これまで4回にわたって説明してきた検疫ネットワークは、所定の条件を満たしていないクライアントPCの接続を拒否して、セキュリティ対策が甘いコンピュータが他のコンピュータに影響を及ぼさないようにするためのものである。しかし、単にセキュリティ対策が甘いコンピュータをブロックするだけでなく、セキュリティ対策がちゃんとしているコンピュータを確実に配備することも重要である。
それには、セットアップの段階から配慮するほうが望ましい。そこで登場するのがWindows Server 2008の「Windows展開サービス(WDS : Windows Deployment Service)」、あるいはWindows Server 2003の「リモートインストールサービス(RIS)」である。本連載では、WDSについて解説した後、RISについて解説する。
ところで、クライアントPCやサーバのOSを展開する際は、展開の手段に加え、関連するライセンス認証などについてもノウハウが必要になる。そうした場面では、TechNet Onlineの「デスクトップ展開」を参考にしたい。ここには、クライアントPCのOSを効率よく展開する際に関わってくる、さまざまなノウハウや情報がまとめられている。
Microsoft Technet デスクトップ展開センター:展開
http://technet.microsoft.com/ja-jp/library/bb395332.aspx
WDSが必要になる理由
通常、クライアントPCのOSをセットアップする時は以下のいずれかの方法を用いているだろう。

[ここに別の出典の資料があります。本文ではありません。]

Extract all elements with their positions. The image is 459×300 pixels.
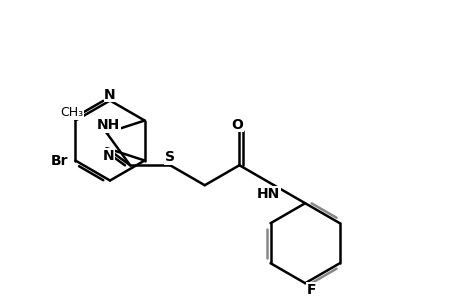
Text: O: O: [231, 118, 242, 132]
Text: N: N: [103, 149, 114, 163]
Text: CH₃: CH₃: [60, 106, 83, 119]
Text: Br: Br: [51, 154, 68, 167]
Text: N: N: [104, 88, 116, 102]
Text: S: S: [165, 150, 175, 164]
Text: HN: HN: [257, 187, 280, 201]
Text: NH: NH: [97, 118, 120, 132]
Text: F: F: [307, 283, 316, 297]
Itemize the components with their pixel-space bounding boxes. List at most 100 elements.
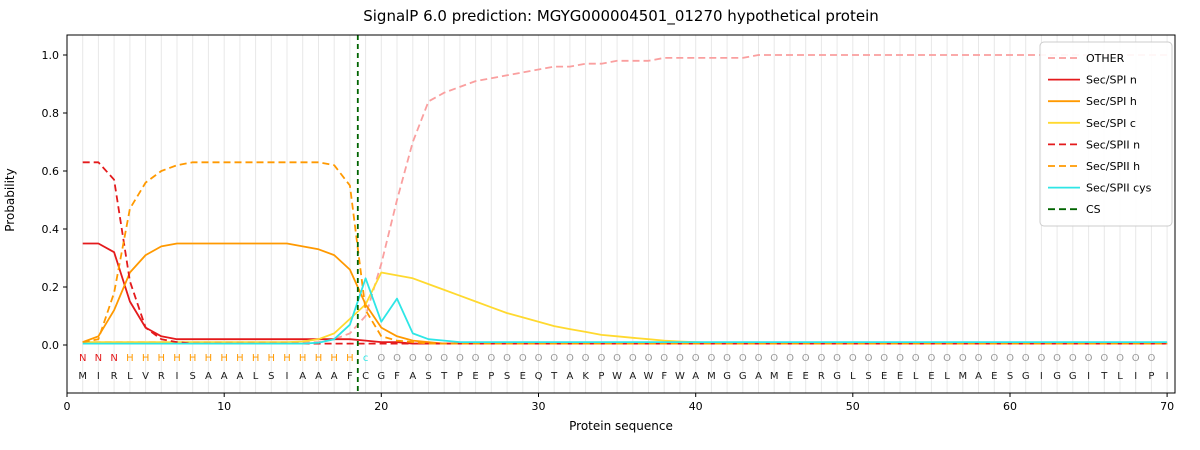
- sequence-letter: S: [504, 371, 510, 382]
- sequence-letter: E: [881, 371, 887, 382]
- sequence-letter: I: [1087, 371, 1090, 382]
- annotation-letter: O: [1116, 353, 1124, 364]
- annotation-letter: O: [582, 353, 590, 364]
- legend-label: Sec/SPI n: [1086, 74, 1137, 87]
- annotation-letter: H: [220, 353, 228, 364]
- sequence-letter: M: [770, 371, 779, 382]
- chart-title: SignalP 6.0 prediction: MGYG000004501_01…: [363, 7, 879, 26]
- annotation-letter: O: [440, 353, 448, 364]
- sequence-letter: I: [176, 371, 179, 382]
- sequence-letter: L: [127, 371, 133, 382]
- sequence-letter: M: [707, 371, 716, 382]
- annotation-letter: O: [927, 353, 935, 364]
- annotation-letter: H: [283, 353, 291, 364]
- annotation-letter: H: [205, 353, 213, 364]
- annotation-letter: H: [299, 353, 307, 364]
- annotation-letter: O: [692, 353, 700, 364]
- annotation-letter: O: [1147, 353, 1155, 364]
- annotation-letter: O: [802, 353, 810, 364]
- sequence-letter: F: [394, 371, 400, 382]
- legend-label: Sec/SPII n: [1086, 138, 1140, 151]
- annotation-letter: O: [755, 353, 763, 364]
- annotation-letter: N: [79, 353, 86, 364]
- annotation-letter: O: [817, 353, 825, 364]
- sequence-letter: G: [377, 371, 385, 382]
- sequence-letter: A: [236, 371, 243, 382]
- legend-label: Sec/SPII h: [1086, 160, 1140, 173]
- series-line-sec-spii-n: [82, 161, 1168, 345]
- sequence-letter: G: [1022, 371, 1030, 382]
- sequence-letter: L: [944, 371, 950, 382]
- sequence-letter: A: [205, 371, 212, 382]
- annotation-letter: O: [456, 353, 464, 364]
- annotation-letter: O: [990, 353, 998, 364]
- sequence-letter: I: [1166, 371, 1169, 382]
- annotation-letter: O: [629, 353, 637, 364]
- legend-label: CS: [1086, 203, 1101, 216]
- annotation-letter: H: [252, 353, 260, 364]
- annotation-letter: O: [660, 353, 668, 364]
- y-tick-label: 0.0: [42, 339, 60, 352]
- sequence-letter: A: [331, 371, 338, 382]
- annotation-letter: H: [173, 353, 181, 364]
- sequence-letter: P: [1148, 371, 1154, 382]
- annotation-letter: O: [1085, 353, 1093, 364]
- sequence-letter: T: [1100, 371, 1108, 382]
- sequence-letter: I: [286, 371, 289, 382]
- annotation-letter: O: [472, 353, 480, 364]
- sequence-letter: E: [472, 371, 478, 382]
- annotation-letter: O: [566, 353, 574, 364]
- annotation-letter: O: [959, 353, 967, 364]
- series-line-sec-spi-c: [82, 271, 1168, 344]
- sequence-letter: F: [347, 371, 353, 382]
- annotation-letter: O: [393, 353, 401, 364]
- annotation-letter: O: [723, 353, 731, 364]
- sequence-letter: R: [818, 371, 825, 382]
- annotation-letter: H: [189, 353, 197, 364]
- sequence-letter: A: [629, 371, 636, 382]
- annotation-letter: H: [330, 353, 338, 364]
- legend-label: Sec/SPI h: [1086, 95, 1137, 108]
- annotation-letter: O: [912, 353, 920, 364]
- annotation-letter: H: [346, 353, 354, 364]
- sequence-letter: M: [78, 371, 87, 382]
- sequence-letter: A: [755, 371, 762, 382]
- annotation-letter: O: [1037, 353, 1045, 364]
- sequence-letter: E: [928, 371, 934, 382]
- y-tick-label: 0.4: [42, 223, 60, 236]
- series-line-sec-spi-h: [82, 242, 1168, 345]
- plot-frame: [66, 34, 1176, 394]
- sequence-letter: W: [675, 371, 685, 382]
- annotation-letter: H: [142, 353, 150, 364]
- x-tick-label: 70: [1160, 400, 1174, 413]
- x-tick-label: 50: [846, 400, 860, 413]
- sequence-letter: W: [612, 371, 622, 382]
- annotation-letter: O: [770, 353, 778, 364]
- annotation-letter: O: [535, 353, 543, 364]
- sequence-letter: A: [692, 371, 699, 382]
- legend-label: OTHER: [1086, 52, 1125, 65]
- x-tick-label: 10: [217, 400, 231, 413]
- sequence-letter: A: [566, 371, 573, 382]
- annotation-letter: O: [707, 353, 715, 364]
- sequence-letter: T: [440, 371, 448, 382]
- annotation-letter: H: [315, 353, 323, 364]
- sequence-letter: C: [362, 371, 369, 382]
- y-tick-label: 0.6: [42, 165, 60, 178]
- sequence-letter: V: [142, 371, 149, 382]
- annotation-letter: H: [268, 353, 276, 364]
- sequence-letter: P: [488, 371, 494, 382]
- sequence-letter: G: [723, 371, 731, 382]
- sequence-letter: S: [425, 371, 431, 382]
- sequence-letter: R: [158, 371, 165, 382]
- annotation-letter: O: [1022, 353, 1030, 364]
- x-tick-label: 0: [64, 400, 71, 413]
- annotation-letter: H: [236, 353, 244, 364]
- sequence-letter: G: [833, 371, 841, 382]
- annotation-letter: O: [1132, 353, 1140, 364]
- annotation-letter: O: [786, 353, 794, 364]
- sequence-letter: A: [221, 371, 228, 382]
- x-tick-label: 40: [689, 400, 703, 413]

- 工場出荷時にプレインストールしているOSをそのまま使う
- DVD-ROMからセットアップ プログラムを起動して、個別にセットアップする
ところが、クライアントPCの台数が増えてくると、1台ずつセットアップして回る手間が膨大なものになる。しかも、セットアップの際にコンピュータ名などをいちいち指定する必要があるだけでなく、セキュリティ修正プログラムを適用したり、アプリケーションソフトをセットアップしたり、といった負担も発生する。
WDSでできること
その問題を解決する手段の1つが「WDS」というわけだ。Windows Server 2003にも同種の機能としてRISがあるが、WDSでは以下の改良点が加わっており、RISよりも有用性が高まっている。
- Windows VistaとWindows Server 2008の展開が可能になったほか、Windows 7も展開できる
- 起動用のOSとして、Windows PEが利用可能になった
- Windows Vistaから導入された「Windowsイメージ形式(*.wim)」に対応した
- 新しい形式のブートメニューが採用された
- ユーザーインタフェースが改善された
- データやイメージのマルチキャスト配信に対応した
- スタンドアロンサーバに役割サービス「トランスポートサーバ」を組み込むことで、マルチキャスト機能によるデータとイメージの配信が可能になった
WDSでは、展開対象にできるOSについてセットアップ用のファイルをサーバに用意しておき、それをクライアントPCがネットワーク経由で受け取る仕組みとなっている。具体的な動作は以下のようになる。
- 起動ディスクあるいはネットワークブートを使って、クライアントPCを起動する。ただし、ネットワークブートを使用するには、PXE(Pre-Boot Execution Environment)に対応したLANアダプタが必要
- DHCPサーバからIPアドレスの割り当てを受けて、WDSサーバとの通信を可能にする
- TFTPでクライアントPC用のプログラムをダウンロードしてそれを実行する
- ユーザー名とパスワードの指定に加えて、セットアップするイメージの選択を行う
- 指定したイメージをTFTPでダウンロードして、セットアップを行う
こうした動作を実現するには、以下の条件が必要になる。
- Active Directory環境、DHCPサーバ、DNSサーバが必要
- 既定値では、WDS用サーバとDHCPサーバは別のコンピュータが担当する前提
- ドメインコントローラに加え、WDS用のサーバが1台必要
- WDS用のサーバは、ドメインコントローラか一般サーバとしてドメインに参加している必要がある。後述するGUIDの登録機能を利用する際は、ドメインコントローラとする必要がある
なお、WDSはクライアントPCに向けて大量のファイルを送り出すので、ディスクにかかる負荷が大きいと考えられる。そのため、OSとは別に、WDS専用のハードディスクを用意するとよいだろう。